Foam drainage gas production typically necessitates the application of defoamers at the wellhead to facilitate gas-liquid separation. Defoamers work by lowering surface tension, disrupting the stability of the film formed on bubble surfaces, and facilitating bubble rupture and dissipation. When oxidation-reduction surfactants transition to their reduced state, factors such as increased surface tension and decreased particle size adversely affect foaming performance, leading to foam elimination. Conventional surfactant solutions containing organosilicon defoamers struggle to recover and reuse foaming agent components. However, oxidation-reduction surfactants can be restored to their oxidized state through reoxidation, thereby regaining their favorable foaming characteristics. This conversion process can be rapidly achieved through chemical means.

Conclusion

  1. (1)

    An electrostatic binding approach was utilized to develop a surfactant with redox-responsive properties, employing the interaction between amino and carboxyl groups. Specifically, 1,1’-ferrocene dicarboxylic acid and N, N-dimethyldodecylamine were utilized in the synthesis process. This surfactant demonstrates swift responsiveness to oxidation and reduction states facilitated by H2O2 and Na2SO3.

  2. (2)

    The redox response properties of the novel surfactants can be observed through changes in surface tension, absorbance, particle size, and Zeta potential.

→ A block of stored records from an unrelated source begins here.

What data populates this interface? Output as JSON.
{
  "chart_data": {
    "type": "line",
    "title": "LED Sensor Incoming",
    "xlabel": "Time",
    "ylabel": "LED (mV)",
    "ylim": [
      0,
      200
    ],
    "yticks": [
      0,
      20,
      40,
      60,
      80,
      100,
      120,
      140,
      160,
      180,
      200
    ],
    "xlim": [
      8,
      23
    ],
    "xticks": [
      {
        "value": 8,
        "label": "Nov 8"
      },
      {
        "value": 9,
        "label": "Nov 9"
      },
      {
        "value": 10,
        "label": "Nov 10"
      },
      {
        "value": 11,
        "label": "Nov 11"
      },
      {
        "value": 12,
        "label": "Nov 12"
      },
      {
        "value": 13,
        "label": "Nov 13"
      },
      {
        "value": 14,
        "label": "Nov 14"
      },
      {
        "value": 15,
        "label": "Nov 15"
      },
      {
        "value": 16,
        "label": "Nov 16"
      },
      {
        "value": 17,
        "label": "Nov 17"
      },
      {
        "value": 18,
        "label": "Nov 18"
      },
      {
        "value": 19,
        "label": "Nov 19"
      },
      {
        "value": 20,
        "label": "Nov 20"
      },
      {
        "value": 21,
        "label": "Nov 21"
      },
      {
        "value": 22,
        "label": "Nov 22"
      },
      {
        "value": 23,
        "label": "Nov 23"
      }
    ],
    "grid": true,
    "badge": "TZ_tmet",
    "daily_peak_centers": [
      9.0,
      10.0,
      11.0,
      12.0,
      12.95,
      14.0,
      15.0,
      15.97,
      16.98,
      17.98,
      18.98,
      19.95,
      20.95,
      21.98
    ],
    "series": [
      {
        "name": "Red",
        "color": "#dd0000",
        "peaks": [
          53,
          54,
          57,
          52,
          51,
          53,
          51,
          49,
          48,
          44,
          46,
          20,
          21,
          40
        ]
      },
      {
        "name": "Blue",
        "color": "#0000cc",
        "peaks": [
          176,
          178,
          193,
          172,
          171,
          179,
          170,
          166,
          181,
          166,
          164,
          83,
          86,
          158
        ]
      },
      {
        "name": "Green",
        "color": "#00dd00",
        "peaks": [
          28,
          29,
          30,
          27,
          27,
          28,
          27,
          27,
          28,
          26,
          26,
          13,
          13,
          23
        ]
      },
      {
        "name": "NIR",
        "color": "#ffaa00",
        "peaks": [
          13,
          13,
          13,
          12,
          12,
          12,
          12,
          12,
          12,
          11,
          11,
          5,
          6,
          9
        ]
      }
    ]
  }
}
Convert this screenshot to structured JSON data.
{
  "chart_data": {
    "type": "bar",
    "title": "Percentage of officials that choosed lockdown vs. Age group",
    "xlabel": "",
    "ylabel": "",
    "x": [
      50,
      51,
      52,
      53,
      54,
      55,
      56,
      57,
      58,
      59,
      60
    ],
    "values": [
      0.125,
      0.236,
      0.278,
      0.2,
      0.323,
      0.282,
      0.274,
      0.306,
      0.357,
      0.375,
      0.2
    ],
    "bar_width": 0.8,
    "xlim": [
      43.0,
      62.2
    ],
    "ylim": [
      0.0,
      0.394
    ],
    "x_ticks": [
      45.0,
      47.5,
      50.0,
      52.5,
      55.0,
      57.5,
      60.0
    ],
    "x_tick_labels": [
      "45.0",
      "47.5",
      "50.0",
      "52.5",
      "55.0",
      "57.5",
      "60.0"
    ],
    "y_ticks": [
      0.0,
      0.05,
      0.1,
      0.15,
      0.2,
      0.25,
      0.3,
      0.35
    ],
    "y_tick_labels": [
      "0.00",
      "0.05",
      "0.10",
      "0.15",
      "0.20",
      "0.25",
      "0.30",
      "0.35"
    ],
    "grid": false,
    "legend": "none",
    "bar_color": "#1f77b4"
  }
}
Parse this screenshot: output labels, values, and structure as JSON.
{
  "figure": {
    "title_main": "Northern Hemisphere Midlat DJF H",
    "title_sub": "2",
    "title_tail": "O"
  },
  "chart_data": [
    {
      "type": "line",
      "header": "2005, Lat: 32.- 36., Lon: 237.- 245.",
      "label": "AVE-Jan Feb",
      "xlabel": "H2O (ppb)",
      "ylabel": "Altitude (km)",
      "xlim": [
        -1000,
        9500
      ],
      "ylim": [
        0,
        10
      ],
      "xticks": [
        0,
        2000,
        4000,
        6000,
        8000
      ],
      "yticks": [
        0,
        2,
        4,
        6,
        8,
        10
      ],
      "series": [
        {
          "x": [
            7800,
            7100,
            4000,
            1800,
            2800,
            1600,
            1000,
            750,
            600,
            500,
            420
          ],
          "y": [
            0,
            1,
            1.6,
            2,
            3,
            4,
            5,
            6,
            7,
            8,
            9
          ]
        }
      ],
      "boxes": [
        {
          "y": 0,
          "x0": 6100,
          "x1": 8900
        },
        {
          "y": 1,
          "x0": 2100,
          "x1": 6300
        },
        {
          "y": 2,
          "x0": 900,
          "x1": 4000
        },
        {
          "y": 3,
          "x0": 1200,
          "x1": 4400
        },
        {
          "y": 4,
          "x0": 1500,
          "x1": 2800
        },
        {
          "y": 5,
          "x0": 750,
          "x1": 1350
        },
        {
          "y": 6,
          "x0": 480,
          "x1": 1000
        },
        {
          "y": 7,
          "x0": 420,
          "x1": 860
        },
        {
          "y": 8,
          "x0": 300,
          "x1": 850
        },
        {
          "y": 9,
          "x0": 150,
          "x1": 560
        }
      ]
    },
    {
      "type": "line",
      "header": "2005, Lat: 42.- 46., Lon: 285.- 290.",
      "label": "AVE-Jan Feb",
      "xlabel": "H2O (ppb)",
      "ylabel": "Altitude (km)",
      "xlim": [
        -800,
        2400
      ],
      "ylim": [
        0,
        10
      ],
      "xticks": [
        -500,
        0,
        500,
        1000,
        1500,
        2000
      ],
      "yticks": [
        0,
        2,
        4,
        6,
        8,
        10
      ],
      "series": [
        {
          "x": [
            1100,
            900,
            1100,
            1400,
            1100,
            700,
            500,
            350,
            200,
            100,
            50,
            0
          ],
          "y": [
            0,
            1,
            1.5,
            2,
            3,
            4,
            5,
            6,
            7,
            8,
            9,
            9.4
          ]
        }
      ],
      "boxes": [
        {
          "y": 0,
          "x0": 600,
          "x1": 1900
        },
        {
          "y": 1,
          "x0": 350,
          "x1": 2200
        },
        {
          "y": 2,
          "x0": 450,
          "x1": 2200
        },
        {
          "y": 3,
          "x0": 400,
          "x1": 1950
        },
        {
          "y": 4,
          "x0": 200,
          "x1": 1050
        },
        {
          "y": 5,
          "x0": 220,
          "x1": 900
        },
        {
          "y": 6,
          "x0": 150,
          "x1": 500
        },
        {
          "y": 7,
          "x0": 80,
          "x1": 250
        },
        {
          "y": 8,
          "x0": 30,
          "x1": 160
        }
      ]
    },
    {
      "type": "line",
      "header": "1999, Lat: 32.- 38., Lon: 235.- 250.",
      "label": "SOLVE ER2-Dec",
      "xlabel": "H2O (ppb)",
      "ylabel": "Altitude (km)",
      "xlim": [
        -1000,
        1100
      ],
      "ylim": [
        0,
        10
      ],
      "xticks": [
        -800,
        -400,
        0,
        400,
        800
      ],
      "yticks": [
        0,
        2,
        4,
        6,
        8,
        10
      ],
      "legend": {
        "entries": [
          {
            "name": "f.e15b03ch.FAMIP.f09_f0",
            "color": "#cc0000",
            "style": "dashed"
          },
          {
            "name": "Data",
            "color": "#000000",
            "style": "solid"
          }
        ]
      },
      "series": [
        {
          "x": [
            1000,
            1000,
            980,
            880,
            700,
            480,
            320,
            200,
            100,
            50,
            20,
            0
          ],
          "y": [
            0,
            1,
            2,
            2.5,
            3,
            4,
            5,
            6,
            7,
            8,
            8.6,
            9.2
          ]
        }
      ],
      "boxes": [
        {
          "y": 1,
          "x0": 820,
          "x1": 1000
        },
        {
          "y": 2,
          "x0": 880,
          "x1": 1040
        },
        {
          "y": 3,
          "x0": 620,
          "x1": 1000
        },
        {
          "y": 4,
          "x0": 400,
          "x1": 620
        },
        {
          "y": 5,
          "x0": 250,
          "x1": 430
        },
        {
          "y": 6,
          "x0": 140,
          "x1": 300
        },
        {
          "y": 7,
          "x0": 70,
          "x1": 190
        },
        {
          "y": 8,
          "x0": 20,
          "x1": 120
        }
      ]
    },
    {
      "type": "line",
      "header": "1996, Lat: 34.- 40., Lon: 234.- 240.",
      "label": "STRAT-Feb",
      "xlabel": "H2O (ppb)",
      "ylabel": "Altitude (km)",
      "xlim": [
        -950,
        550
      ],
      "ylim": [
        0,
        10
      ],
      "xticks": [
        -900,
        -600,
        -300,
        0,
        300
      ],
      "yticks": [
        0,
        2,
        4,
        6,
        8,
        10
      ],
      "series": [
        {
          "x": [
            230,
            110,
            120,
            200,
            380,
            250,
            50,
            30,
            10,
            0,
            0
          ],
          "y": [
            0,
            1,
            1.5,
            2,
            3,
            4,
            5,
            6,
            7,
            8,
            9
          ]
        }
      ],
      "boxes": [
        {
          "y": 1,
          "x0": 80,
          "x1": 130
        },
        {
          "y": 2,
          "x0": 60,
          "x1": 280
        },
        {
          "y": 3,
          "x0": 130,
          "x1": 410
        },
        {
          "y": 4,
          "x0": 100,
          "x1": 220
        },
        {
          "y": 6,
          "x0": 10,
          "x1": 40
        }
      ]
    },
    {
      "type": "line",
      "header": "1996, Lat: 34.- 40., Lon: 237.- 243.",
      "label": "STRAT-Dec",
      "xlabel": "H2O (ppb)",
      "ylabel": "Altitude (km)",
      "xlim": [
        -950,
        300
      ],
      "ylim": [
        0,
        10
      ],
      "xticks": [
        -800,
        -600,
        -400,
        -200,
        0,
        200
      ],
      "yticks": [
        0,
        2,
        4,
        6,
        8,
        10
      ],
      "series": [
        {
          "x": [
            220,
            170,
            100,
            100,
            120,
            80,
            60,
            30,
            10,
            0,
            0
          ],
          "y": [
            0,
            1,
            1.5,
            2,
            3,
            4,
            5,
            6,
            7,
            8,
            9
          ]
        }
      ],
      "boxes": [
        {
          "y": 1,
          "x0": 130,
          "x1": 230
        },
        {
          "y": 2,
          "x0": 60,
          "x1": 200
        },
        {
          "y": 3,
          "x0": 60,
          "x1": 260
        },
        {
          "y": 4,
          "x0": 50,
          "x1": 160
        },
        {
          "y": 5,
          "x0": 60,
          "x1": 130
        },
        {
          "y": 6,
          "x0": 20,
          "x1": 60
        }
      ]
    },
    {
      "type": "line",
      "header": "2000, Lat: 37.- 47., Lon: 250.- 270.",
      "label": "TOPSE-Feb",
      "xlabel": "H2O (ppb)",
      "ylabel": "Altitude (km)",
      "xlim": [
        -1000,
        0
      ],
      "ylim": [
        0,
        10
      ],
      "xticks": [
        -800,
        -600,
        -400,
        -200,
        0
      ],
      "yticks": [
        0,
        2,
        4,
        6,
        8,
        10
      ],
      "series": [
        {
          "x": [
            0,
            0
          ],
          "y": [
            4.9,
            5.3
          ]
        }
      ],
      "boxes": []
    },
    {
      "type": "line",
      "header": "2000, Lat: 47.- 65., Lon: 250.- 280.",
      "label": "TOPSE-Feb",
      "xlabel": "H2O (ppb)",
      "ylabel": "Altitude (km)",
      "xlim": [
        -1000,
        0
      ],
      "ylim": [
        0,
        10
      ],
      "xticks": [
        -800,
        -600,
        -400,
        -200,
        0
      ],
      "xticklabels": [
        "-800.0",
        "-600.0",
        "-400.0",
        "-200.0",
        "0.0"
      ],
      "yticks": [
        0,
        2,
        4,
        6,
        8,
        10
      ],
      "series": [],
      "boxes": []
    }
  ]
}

In the oxidized state, the molecular structure features both hydrophilic and hydrophobic ends, resulting in a surface tension of 26.4 mNm−1 and a critical micelle concentration of 1mmol/L. Under these conditions, the molecules autonomously assemble into micelles with a size of 310 nm, maintaining dispersion stability with a Zeta potential of 28.7 mV. Conversely, in the reduced state, the UV visible absorption spectrum displays a characteristic peak of ferrocene molecules at 447 nm.

  3. (3)

    The new surfactant offers notable advantages, displaying robust foaming capabilities in its oxidized state and effective defoaming properties in the reduced state. Moreover, it facilitates easy recovery, separation, and reuse. In its oxidized state, the surfactant exhibits excellent dispersion stability, leveraging its ability to reduce surface tension and form large micelles, thereby stabilizing foam. Foam height can reach 131 mm within 5 min. Upon conversion to the reduced state, surface tension increases while particle size decreases, facilitating rapid defoaming. Its hydrophobic properties enable recovery, after which it can be oxidized to restore foaming performance. Even after 6 cycles of reuse, the foam height remains above 120 mm for 5 min.